VoIP terminal devices

In the following, specifications for the operation of VoIP terminal devices are presented.

• Specifications for purchasing devices based on a requirements profile must be formulated.
• Rules applying to the work performed by the administrators and auditors must be formulated. An example of such a rule would be that the administration of the softphones to be used must be separate from the administration of the IT system.
• Specifications for installation and configuration must be added to the security policy. The following questions should be answered in this regard:
  • Is the default configuration of the delivered hardphones adequate or should configuration during operation be possible?
  • How will changes to the configuration be made during operation when the number of terminal devices is large?
  • Which access routes are the administrators permitted to use to access the terminal devices?
  • Which parameters in the configurations of the features, for example of the call forwarding feature, are the users permitted to change?
• Specifications for the secure operation play an important role.
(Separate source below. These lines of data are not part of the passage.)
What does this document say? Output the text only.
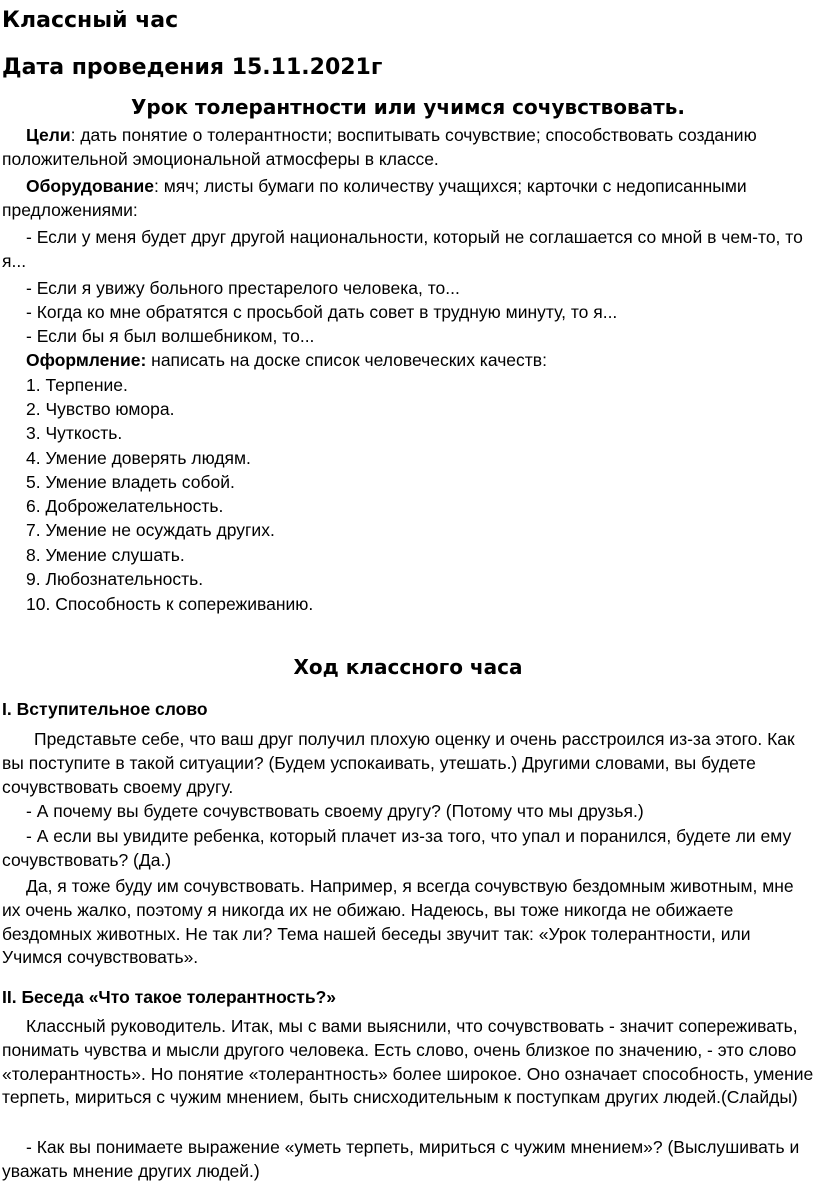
Классный час
Дата проведения 15.11.2021г
Урок толерантности или учимся сочувствовать.

Цели: дать понятие о толерантности; воспитывать сочувствие; способствовать созданию положительной эмоциональной атмосферы в классе.

Оборудование: мяч; листы бумаги по количеству учащихся; карточки с недописанными предложениями:

- Если у меня будет друг другой национальности, который не соглашается со мной в чем-то, то я...

- Если я увижу больного престарелого человека, то...

- Когда ко мне обратятся с просьбой дать совет в трудную минуту, то я...

- Если бы я был волшебником, то...

Оформление: написать на доске список человеческих качеств:

1. Терпение.

2. Чувство юмора.

3. Чуткость.

4. Умение доверять людям.

5. Умение владеть собой.

6. Доброжелательность.

7. Умение не осуждать других.

8. Умение слушать.

9. Любознательность.

10. Способность к сопереживанию.

Ход классного часа
I. Вступительное слово

Представьте себе, что ваш друг получил плохую оценку и очень расстроился из-за этого. Как вы поступите в такой ситуации? (Будем успокаивать, утешать.) Другими словами, вы будете сочувствовать своему другу.

- А почему вы будете сочувствовать своему другу? (Потому что мы друзья.)

- А если вы увидите ребенка, который плачет из-за того, что упал и поранился, будете ли ему сочувствовать? (Да.)

Да, я тоже буду им сочувствовать. Например, я всегда сочувствую бездомным животным, мне их очень жалко, поэтому я никогда их не обижаю. Надеюсь, вы тоже никогда не обижаете бездомных животных. Не так ли? Тема нашей беседы звучит так: «Урок толерантности, или Учимся сочувствовать».

II. Беседа «Что такое толерантность?»

Классный руководитель. Итак, мы с вами выяснили, что сочувствовать - значит сопереживать, понимать чувства и мысли другого человека. Есть слово, очень близкое по значению, - это слово «толерантность». Но понятие «толерантность» более широкое. Оно означает способность, умение терпеть, мириться с чужим мнением, быть снисходительным к поступкам других людей.(Слайды)

- Как вы понимаете выражение «уметь терпеть, мириться с чужим мнением»? (Выслушивать и уважать мнение других людей.)
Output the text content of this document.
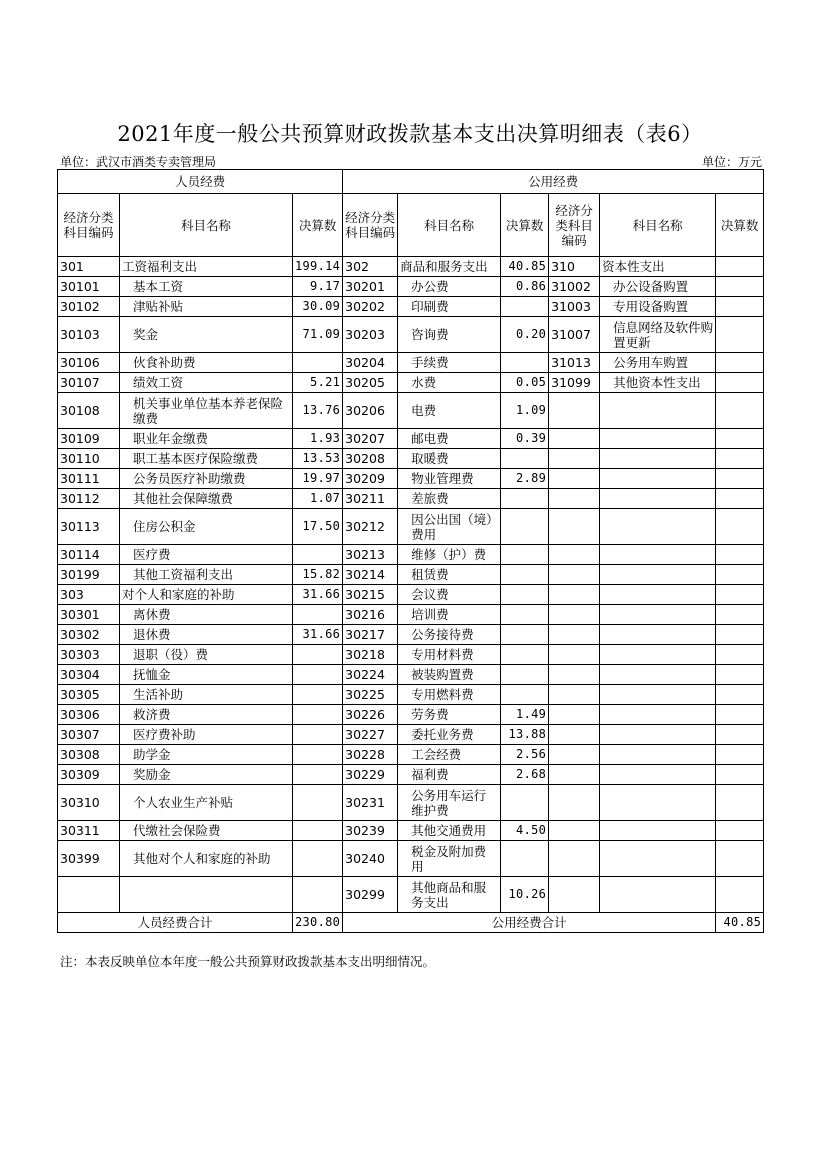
2021年度一般公共预算财政拨款基本支出决算明细表（表6）
单位：武汉市酒类专卖管理局	单位：万元
人员经费			公用经费					
经济分类科目编码	科目名称	决算数	经济分类科目编码	科目名称	决算数	经济分类科目编码	科目名称	决算数
301	工资福利支出	199.14	302	商品和服务支出	40.85	310	资本性支出	
30101	基本工资	9.17	30201	办公费	0.86	31002	办公设备购置	
30102	津贴补贴	30.09	30202	印刷费		31003	专用设备购置	
30103	奖金	71.09	30203	咨询费	0.20	31007	信息网络及软件购置更新	
30106	伙食补助费		30204	手续费		31013	公务用车购置	
30107	绩效工资	5.21	30205	水费	0.05	31099	其他资本性支出	
30108	机关事业单位基本养老保险缴费	13.76	30206	电费	1.09			
30109	职业年金缴费	1.93	30207	邮电费	0.39			
30110	职工基本医疗保险缴费	13.53	30208	取暖费				
30111	公务员医疗补助缴费	19.97	30209	物业管理费	2.89			
30112	其他社会保障缴费	1.07	30211	差旅费				
30113	住房公积金	17.50	30212	因公出国（境）费用				
30114	医疗费		30213	维修（护）费				
30199	其他工资福利支出	15.82	30214	租赁费				
303	对个人和家庭的补助	31.66	30215	会议费				
30301	离休费		30216	培训费				
30302	退休费	31.66	30217	公务接待费				
30303	退职（役）费		30218	专用材料费				
30304	抚恤金		30224	被装购置费				
30305	生活补助		30225	专用燃料费				
30306	救济费		30226	劳务费	1.49			
30307	医疗费补助		30227	委托业务费	13.88			
30308	助学金		30228	工会经费	2.56			
30309	奖励金		30229	福利费	2.68			
30310	个人农业生产补贴		30231	公务用车运行维护费				
30311	代缴社会保险费		30239	其他交通费用	4.50			
30399	其他对个人和家庭的补助		30240	税金及附加费用				
			30299	其他商品和服务支出	10.26			
人员经费合计		230.80	公用经费合计					40.85
注：本表反映单位本年度一般公共预算财政拨款基本支出明细情况。
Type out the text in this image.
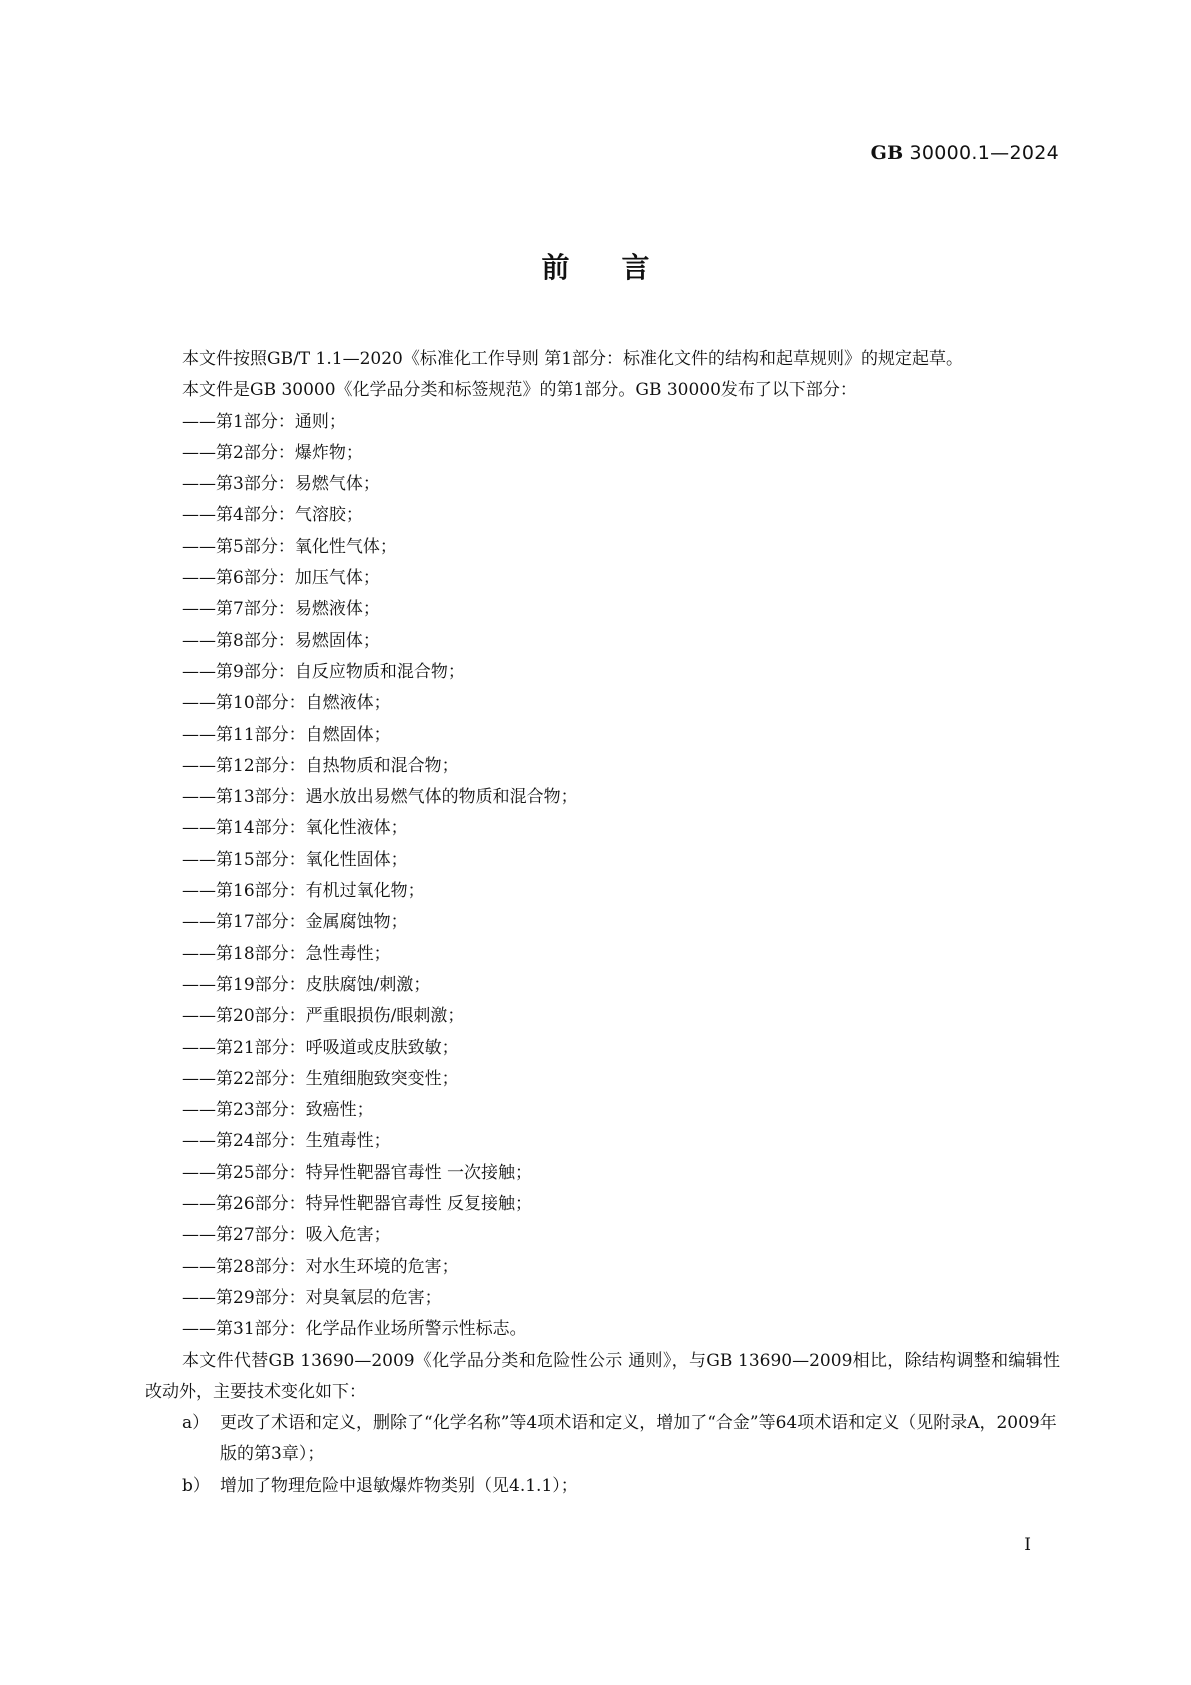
GB 30000.1—2024
前言

本文件按照GB/T 1.1—2020《标准化工作导则 第1部分：标准化文件的结构和起草规则》的规定起草。

本文件是GB 30000《化学品分类和标签规范》的第1部分。GB 30000发布了以下部分：

——第1部分：通则；

——第2部分：爆炸物；

——第3部分：易燃气体；

——第4部分：气溶胶；

——第5部分：氧化性气体；

——第6部分：加压气体；

——第7部分：易燃液体；

——第8部分：易燃固体；

——第9部分：自反应物质和混合物；

——第10部分：自燃液体；

——第11部分：自燃固体；

——第12部分：自热物质和混合物；

——第13部分：遇水放出易燃气体的物质和混合物；

——第14部分：氧化性液体；

——第15部分：氧化性固体；

——第16部分：有机过氧化物；

——第17部分：金属腐蚀物；

——第18部分：急性毒性；

——第19部分：皮肤腐蚀/刺激；

——第20部分：严重眼损伤/眼刺激；

——第21部分：呼吸道或皮肤致敏；

——第22部分：生殖细胞致突变性；

——第23部分：致癌性；

——第24部分：生殖毒性；

——第25部分：特异性靶器官毒性 一次接触；

——第26部分：特异性靶器官毒性 反复接触；

——第27部分：吸入危害；

——第28部分：对水生环境的危害；

——第29部分：对臭氧层的危害；

——第31部分：化学品作业场所警示性标志。

本文件代替GB 13690—2009《化学品分类和危险性公示 通则》，与GB 13690—2009相比，除结构调整和编辑性改动外，主要技术变化如下：

a） 更改了术语和定义，删除了“化学名称”等4项术语和定义，增加了“合金”等64项术语和定义（见附录A，2009年版的第3章）；

b） 增加了物理危险中退敏爆炸物类别（见4.1.1）；

I
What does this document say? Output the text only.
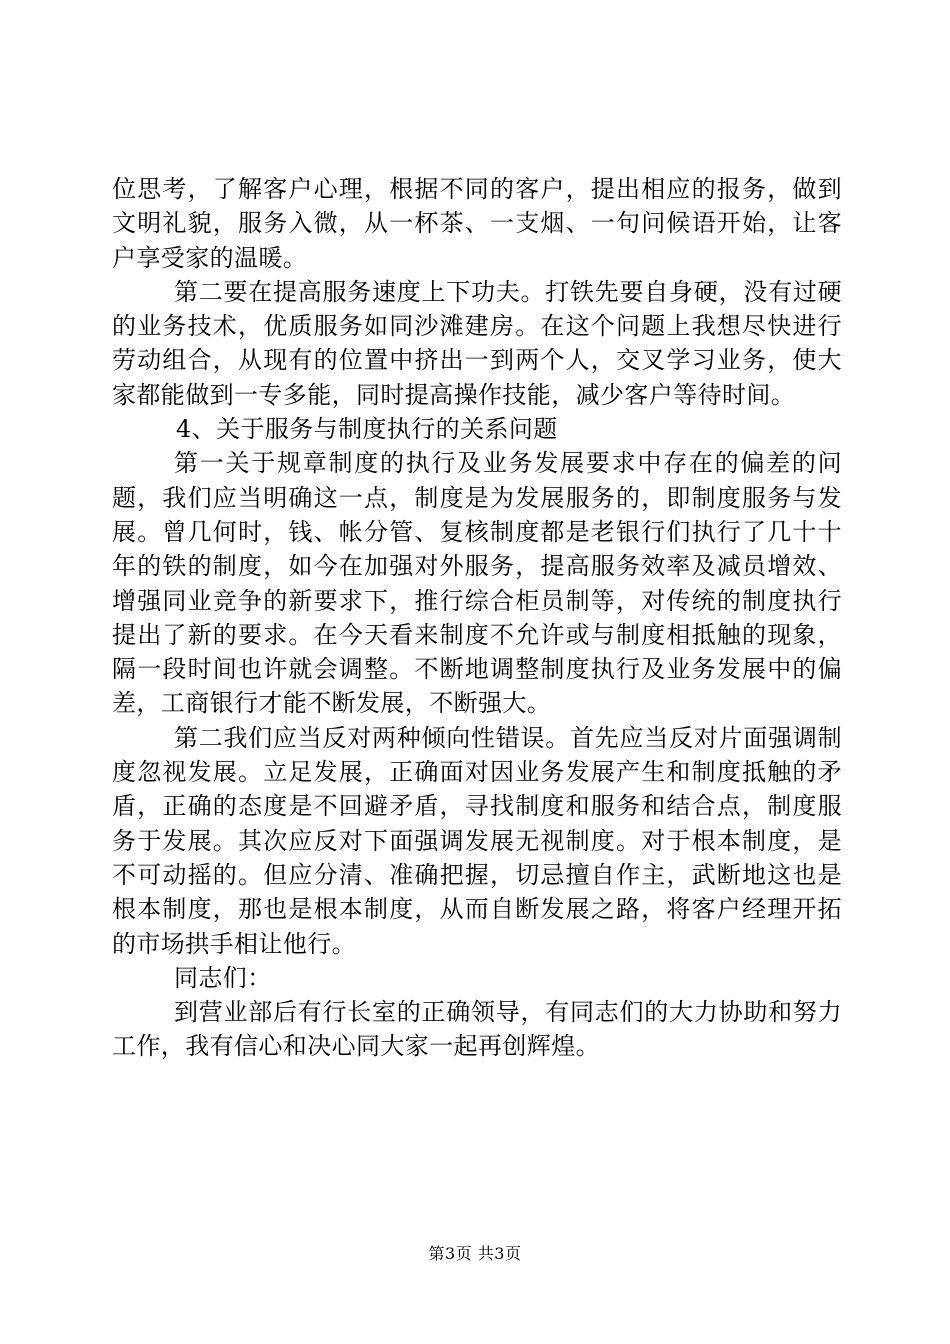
位思考，了解客户心理，根据不同的客户，提出相应的报务，做到文明礼貌，服务入微，从一杯茶、一支烟、一句问候语开始，让客户享受家的温暖。

第二要在提高服务速度上下功夫。打铁先要自身硬，没有过硬的业务技术，优质服务如同沙滩建房。在这个问题上我想尽快进行劳动组合，从现有的位置中挤出一到两个人，交叉学习业务，使大家都能做到一专多能，同时提高操作技能，减少客户等待时间。

4、关于服务与制度执行的关系问题

第一关于规章制度的执行及业务发展要求中存在的偏差的问题，我们应当明确这一点，制度是为发展服务的，即制度服务与发展。曾几何时，钱、帐分管、复核制度都是老银行们执行了几十十年的铁的制度，如今在加强对外服务，提高服务效率及减员增效、增强同业竞争的新要求下，推行综合柜员制等，对传统的制度执行提出了新的要求。在今天看来制度不允许或与制度相抵触的现象，隔一段时间也许就会调整。不断地调整制度执行及业务发展中的偏差，工商银行才能不断发展，不断强大。

第二我们应当反对两种倾向性错误。首先应当反对片面强调制度忽视发展。立足发展，正确面对因业务发展产生和制度抵触的矛盾，正确的态度是不回避矛盾，寻找制度和服务和结合点，制度服务于发展。其次应反对下面强调发展无视制度。对于根本制度，是不可动摇的。但应分清、准确把握，切忌擅自作主，武断地这也是根本制度，那也是根本制度，从而自断发展之路，将客户经理开拓的市场拱手相让他行。

同志们：

到营业部后有行长室的正确领导，有同志们的大力协助和努力工作，我有信心和决心同大家一起再创辉煌。

第3页 共3页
These include:
  • methods for securing the administration (for example by only permitting access using secured connections),
  • the use of encrypting signalisation and media transport protocols,
  • tools for operation and maintenance, and integration into an existing network management system,
  • authorisations and procedures for software updates and configuration changes,
  • Specification of safeguards when a user is absent, for example transferring his/her calls and blocking his/her telephone, and
  • the secure operation of the operating system the softphone is operated on.
• In terms of contingency planning, regulations for the provision of alternative lines of communication must be added to the security policy.

The IT operating personnel is responsible for implementing the VoIP security policy; changes to and deviations from this policy must only be performed upon coordination with the IT Security Officer.

Review questions:

• Is there a security policy specifying general security-related specifications for VoIP?
• Does the VoIP policy contain specifications for operating and using VoIP components?
• Is the VoIP security policy available to all persons and groups involved and do these know the policy?